Die Kutter sind erst einmal da – neun Friedrichskooger und ein Husumer. Ein Pellwormer und weitere einheimische Kutter werden noch erwartet. Sie werden die Festtage über im Heimathafen liegen. Manche verbringen die komplette Winterpause in Friedrichskoog.


6. und 8. Dezember 2012

Der Hafen hat wieder einen BIHZ-Weihnachtsbaum

Weil die Hafen-Nordseite im Bereich des Einlaufs aus dem Friedrichskoog ja zurzeit immer noch eine Baustelle ist (und hier darf man sich 1. fragen, warum das soooo lange dauert, und 2. warum noch Dalben und Steigleitern niegelnagelneu angelegt werden, wenn der Auftraggeber doch den Hafen schließen will - das entsprechende Amt nennt das Verkehrssicherheit - für welchen Verkehr? Na gut, wir nehmen das mal so hin...)... jedenfalls wegen dieser Baustelle steht der BIHZ-Tannenbaum in diesem Jahr an Land und nicht auf einem schwimmenden Ponton.
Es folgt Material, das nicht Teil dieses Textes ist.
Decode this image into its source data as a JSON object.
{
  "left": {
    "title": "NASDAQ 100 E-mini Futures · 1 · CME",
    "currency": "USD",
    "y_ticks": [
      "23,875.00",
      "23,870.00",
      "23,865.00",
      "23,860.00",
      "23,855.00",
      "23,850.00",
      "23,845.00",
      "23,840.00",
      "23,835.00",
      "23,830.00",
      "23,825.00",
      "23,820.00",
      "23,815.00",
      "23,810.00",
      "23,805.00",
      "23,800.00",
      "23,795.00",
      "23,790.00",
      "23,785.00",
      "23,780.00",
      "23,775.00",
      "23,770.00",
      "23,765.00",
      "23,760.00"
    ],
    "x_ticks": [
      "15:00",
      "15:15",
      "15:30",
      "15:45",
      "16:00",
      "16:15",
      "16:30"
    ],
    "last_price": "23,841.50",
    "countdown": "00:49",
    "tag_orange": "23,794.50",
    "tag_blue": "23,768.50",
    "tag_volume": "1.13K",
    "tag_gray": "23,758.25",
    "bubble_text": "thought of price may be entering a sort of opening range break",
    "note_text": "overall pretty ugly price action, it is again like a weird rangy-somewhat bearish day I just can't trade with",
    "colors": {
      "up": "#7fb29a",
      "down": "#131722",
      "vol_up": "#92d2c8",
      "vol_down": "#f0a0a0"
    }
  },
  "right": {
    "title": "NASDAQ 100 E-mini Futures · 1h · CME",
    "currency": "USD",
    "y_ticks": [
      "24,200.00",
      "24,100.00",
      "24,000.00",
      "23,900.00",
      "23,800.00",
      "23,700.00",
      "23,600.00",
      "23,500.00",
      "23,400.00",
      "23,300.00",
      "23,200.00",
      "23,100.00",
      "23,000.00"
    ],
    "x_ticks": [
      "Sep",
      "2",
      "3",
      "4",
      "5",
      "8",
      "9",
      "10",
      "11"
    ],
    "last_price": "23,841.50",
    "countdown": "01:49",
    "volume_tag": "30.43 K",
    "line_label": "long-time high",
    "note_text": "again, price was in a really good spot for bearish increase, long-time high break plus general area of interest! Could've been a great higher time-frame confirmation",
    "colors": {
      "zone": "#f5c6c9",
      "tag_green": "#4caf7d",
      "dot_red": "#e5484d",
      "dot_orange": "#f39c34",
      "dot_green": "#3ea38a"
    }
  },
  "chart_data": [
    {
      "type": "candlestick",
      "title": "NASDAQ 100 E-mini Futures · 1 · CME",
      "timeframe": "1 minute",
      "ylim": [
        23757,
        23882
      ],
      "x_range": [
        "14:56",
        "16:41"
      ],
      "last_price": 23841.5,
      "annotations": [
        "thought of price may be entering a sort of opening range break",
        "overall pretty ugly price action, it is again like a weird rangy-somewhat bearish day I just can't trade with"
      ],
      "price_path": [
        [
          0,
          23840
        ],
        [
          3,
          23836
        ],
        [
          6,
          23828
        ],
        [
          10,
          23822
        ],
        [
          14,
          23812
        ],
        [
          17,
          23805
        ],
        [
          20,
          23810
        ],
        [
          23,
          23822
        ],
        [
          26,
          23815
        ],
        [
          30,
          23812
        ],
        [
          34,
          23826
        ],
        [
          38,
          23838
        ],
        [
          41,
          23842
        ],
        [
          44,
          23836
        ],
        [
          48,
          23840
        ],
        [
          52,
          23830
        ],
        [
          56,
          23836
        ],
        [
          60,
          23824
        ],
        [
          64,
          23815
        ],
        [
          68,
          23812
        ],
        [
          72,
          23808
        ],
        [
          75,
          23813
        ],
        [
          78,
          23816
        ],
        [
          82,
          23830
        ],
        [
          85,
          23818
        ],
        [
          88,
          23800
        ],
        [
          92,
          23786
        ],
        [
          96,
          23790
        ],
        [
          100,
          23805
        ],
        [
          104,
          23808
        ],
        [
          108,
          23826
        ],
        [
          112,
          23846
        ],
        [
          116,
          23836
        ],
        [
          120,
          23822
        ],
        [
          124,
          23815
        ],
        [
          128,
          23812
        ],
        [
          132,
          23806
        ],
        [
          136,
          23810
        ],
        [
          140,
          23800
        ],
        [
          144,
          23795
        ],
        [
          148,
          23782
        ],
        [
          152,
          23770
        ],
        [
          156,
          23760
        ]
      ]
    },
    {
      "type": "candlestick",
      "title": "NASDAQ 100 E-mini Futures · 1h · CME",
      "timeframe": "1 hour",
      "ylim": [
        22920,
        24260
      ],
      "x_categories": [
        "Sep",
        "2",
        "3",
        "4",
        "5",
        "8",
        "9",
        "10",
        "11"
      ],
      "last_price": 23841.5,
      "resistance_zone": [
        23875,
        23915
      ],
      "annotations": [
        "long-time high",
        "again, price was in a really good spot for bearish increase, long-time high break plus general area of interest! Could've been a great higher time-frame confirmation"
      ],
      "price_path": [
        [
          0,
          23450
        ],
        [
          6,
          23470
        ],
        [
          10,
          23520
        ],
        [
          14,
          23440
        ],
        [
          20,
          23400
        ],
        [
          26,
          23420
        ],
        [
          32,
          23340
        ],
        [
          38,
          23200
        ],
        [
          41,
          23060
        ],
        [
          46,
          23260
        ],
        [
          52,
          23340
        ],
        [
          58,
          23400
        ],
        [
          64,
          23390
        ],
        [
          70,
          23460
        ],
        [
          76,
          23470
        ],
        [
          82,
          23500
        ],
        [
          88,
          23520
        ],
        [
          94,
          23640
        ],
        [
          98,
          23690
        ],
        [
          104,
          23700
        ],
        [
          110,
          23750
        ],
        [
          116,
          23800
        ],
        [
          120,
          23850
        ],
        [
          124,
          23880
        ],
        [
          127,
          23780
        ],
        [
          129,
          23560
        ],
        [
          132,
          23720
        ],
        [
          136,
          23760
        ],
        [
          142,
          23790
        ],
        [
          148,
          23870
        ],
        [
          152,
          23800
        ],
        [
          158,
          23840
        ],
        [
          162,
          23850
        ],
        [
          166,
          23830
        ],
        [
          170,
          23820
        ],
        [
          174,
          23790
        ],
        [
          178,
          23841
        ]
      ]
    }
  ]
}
Das Licht funktionierte anfangs noch nicht so richtig, aber das ändert sich hoffentlich bald! ;)))

Danke an den Baum-Spender und Danke an alle Helfer!!!

     


6. Dezember 2012

Der Sarg-Nachfolger...

...ist in Arbeit!

Am 22. September 2011 hat die BIHZ den Sarg, den sie im Juni 2010 aufgestellt hatte und in dem das Vertrauen in die Landesregierung begraben lag, abgebaut, und das nur deshalb, weil es glaubhafte Gespräche gegeben hatte und Zusagen aus und in Kiel.

Die neue Landesregierung hat bislang jede Gelegenheit genutzt, ein noch zartes und noch gar nicht ausgebildetes Vertrauens-Pflänzchen im Keim zu ersticken. Hoffnung, die vor der Wahl gemacht wurde, hat sich ganz, ganz schnell erledigt. Auf Nachfrage sind viele Ausflüchte zu hören, Null Konkretes, wage Andeutungen einer Eventuell-möglicherweise-vielleicht-Zielabweichung. Viel geredet, nichts gesagt.

Weil die Erfahrungen der vergangenen Monate - mit Teilen der Politik, aber mehr noch mit manchen Vertretern der Verwaltung - oft genug nicht die besten waren, ist der Zweifel groß, dass es "die Neuen" gut mit den Friedrichskoogern meinen könnten, wenn sie sich so leicht von denen beeinflussen lassen, die nicht ausgetauscht wurden.

Die BIHZ setzt in Kürze ein entsprechendes Zeichen.

Wer glaubt, dass es noch auf die Partei ankäme und dass je nach Farbe "alles anders" wäre, kennt die Friedrichskooger Probleme nicht. Die einen sind genau wie die anderen.


22. November 2012

Das Protokoll der Deichamtssitzung (Kopie siehe Presse & Co 2012)

Was in dem Protokoll nicht enthalten ist, ist die Tatsache, dass ein mittlerer Wasserstand von 4,90 Metern 2012 nur kurz registriert werden konnte und 5,20 Meter als normal anzusehen sind. Entweder trauen LKN und DHSV den Friedrichskoogern verdammt viel zu und glauben, dass Friedrichskoog es besser machen kann - oder (und das ist leider wahrscheinlicher) sie wollen die Hafenrettung verhindern...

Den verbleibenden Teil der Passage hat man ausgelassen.